The union’s attorney, Thad Goodchild, questioned the legality of the district’s reopening process because of its lack of engagement with the union, and urged officials to work with educators.
“It does not have to be like this,” Goodchild said.
The district has held that vulnerable learners must be prioritized for in-person learning, but the union said these students also have the highest rates of asthma and other health concerns that make them especially vulnerable to the coronavirus.
District leaders said they are consulting closely with the city’s health department and other public health officials. The city’s public health commissioner, Allison Arwady, pointed to early national data showing low rates of COVID-19 spread in schools, easing fears that they would be sites of significant virus transmission.
“On the other hand, as a pediatrician I’m very concerned about the classroom time children are missing and the negative impact that can have on their development, particularly those already facing challenges,” said Arwady.

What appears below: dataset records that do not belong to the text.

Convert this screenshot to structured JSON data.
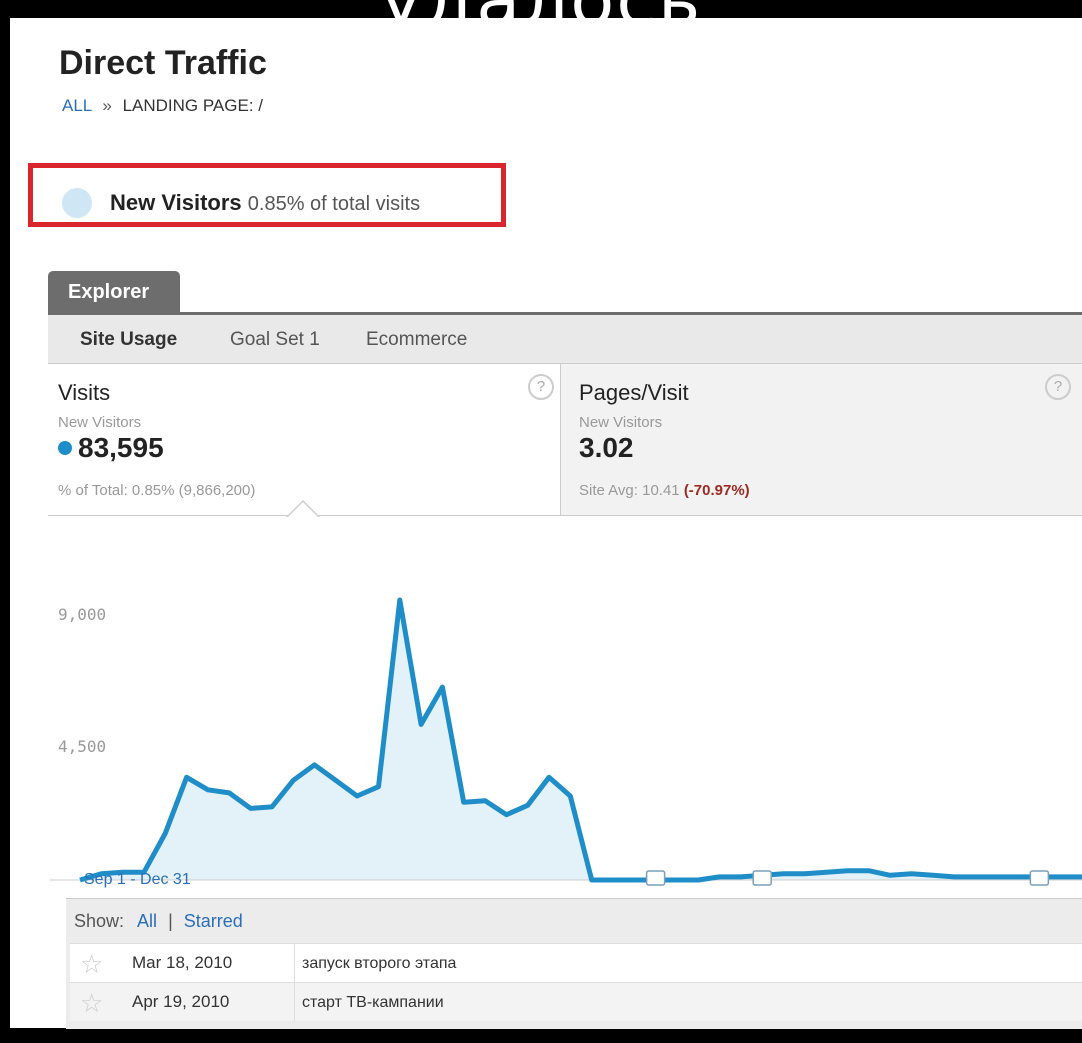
{
  "overlay": {
    "banner_text": "удалось"
  },
  "header": {
    "title": "Direct Traffic",
    "breadcrumb": {
      "root": "ALL",
      "separator": "»",
      "current": "LANDING PAGE: /"
    }
  },
  "segment": {
    "name": "New Visitors",
    "share": "0.85% of total visits"
  },
  "explorer": {
    "tab_label": "Explorer",
    "subtabs": [
      "Site Usage",
      "Goal Set 1",
      "Ecommerce"
    ]
  },
  "metrics": {
    "visits": {
      "title": "Visits",
      "segment": "New Visitors",
      "value": "83,595",
      "foot": "% of Total: 0.85% (9,866,200)"
    },
    "pages": {
      "title": "Pages/Visit",
      "segment": "New Visitors",
      "value": "3.02",
      "foot_prefix": "Site Avg: 10.41",
      "foot_change": "(-70.97%)"
    },
    "help_label": "?"
  },
  "chart_data": {
    "type": "area",
    "title": "",
    "xlabel": "Sep 1 - Dec 31",
    "ylabel": "",
    "yticks": [
      "9,000",
      "4,500"
    ],
    "ylim": [
      0,
      9000
    ],
    "series": [
      {
        "values": [
          0,
          200,
          250,
          250,
          1500,
          3300,
          2900,
          2800,
          2300,
          2350,
          3200,
          3700,
          3200,
          2700,
          3000,
          9000,
          5000,
          6200,
          2500,
          2550,
          2100,
          2400,
          3300,
          2700,
          0,
          0,
          0,
          0,
          0,
          0,
          100,
          100,
          150,
          200,
          200,
          250,
          300,
          300,
          150,
          200,
          150,
          100,
          100,
          100,
          100,
          100,
          100,
          100
        ]
      }
    ],
    "annotation_marker_indices": [
      27,
      32,
      45
    ],
    "color": "#1f8dc8",
    "fill": "#e3f1f9"
  },
  "annotations": {
    "show_label": "Show:",
    "all_label": "All",
    "divider": "|",
    "starred_label": "Starred",
    "rows": [
      {
        "date": "Mar 18, 2010",
        "note": "запуск второго этапа"
      },
      {
        "date": "Apr 19, 2010",
        "note": "старт ТВ-кампании"
      }
    ]
  }
}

Other safety measures the district said it would take are: grouping students in “pods” throughout the day to help with social distancing, requiring daily temperature checks, hiring 400 additional custodians, and installing sneeze guards.

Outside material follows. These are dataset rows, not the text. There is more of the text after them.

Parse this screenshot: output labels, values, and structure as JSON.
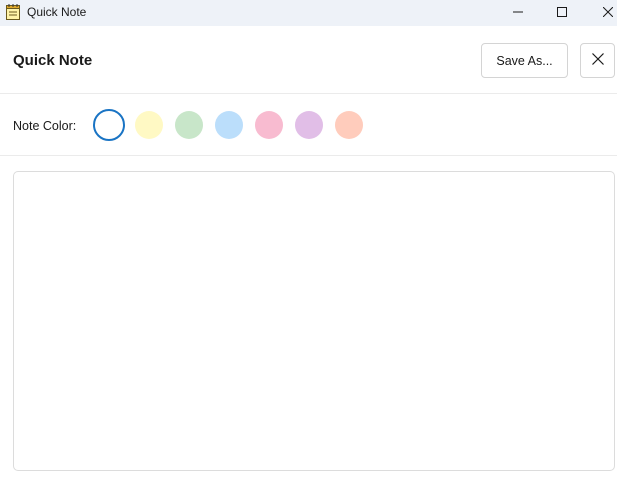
{
  "window": {
    "title": "Quick Note",
    "icon": "notepad-icon",
    "controls": [
      "minimize-icon",
      "maximize-icon",
      "close-icon"
    ]
  },
  "header": {
    "title": "Quick Note",
    "save_as_label": "Save As...",
    "close_icon": "close-icon"
  },
  "color_picker": {
    "label": "Note Color:",
    "selected_index": 0,
    "colors": [
      {
        "name": "white",
        "hex": "#ffffff"
      },
      {
        "name": "yellow",
        "hex": "#fff9c4"
      },
      {
        "name": "green",
        "hex": "#c8e6c9"
      },
      {
        "name": "blue",
        "hex": "#bbdefb"
      },
      {
        "name": "pink",
        "hex": "#f8bbd0"
      },
      {
        "name": "purple",
        "hex": "#e1bee7"
      },
      {
        "name": "orange",
        "hex": "#ffccbc"
      }
    ],
    "accent": "#1a74c4"
  },
  "editor": {
    "value": "",
    "placeholder": ""
  }
}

The district, which said last month that it’s assessing the ventilation systems in all its buildings, said it is spending $65 million this year to upgrade and repair these systems. Officials vowed to make sure “no student is in a classroom that does not have proper ventilation” though it is unclear when the assessment process and upgrades will be completed.
Union officials said Friday they estimated fully updating schools’ ventilation systems would cost significantly more — and they said their concerns about safety remain.
Linda Perales, a special education teacher at Corkery Elementary in Little Village, said her in-person classroom for high-needs students usually hosted five adults and 12 students. “Working with students with such high needs makes it impossible to socially distance,” Perales said at Friday’s press conference.
Union leaders said they were also concerned about how the district would keep them informed of COVID-19 cases in schools, and planned to launch their own COVID-19 tracker to share information on COVID-19 cases reports directly from union members.
As news of the reopening plan leaked Thursday, some parents said they were taken aback by the lack of a survey or some other way of engaging families in the district’s decision-making around reopening.
The parent advocacy group Raise Your Hand for Illinois Public Schools said in a statement Friday that parents have many questions, concerns, and ideas about how to improve remote learning and approach reopening schools. But the district has not spelled out any plan or process to engage with them.
“There is a huge lack of trust between families and CPS,” the group said. “The absence of family engagement on schooling during a pandemic is a failure on the part of our district.”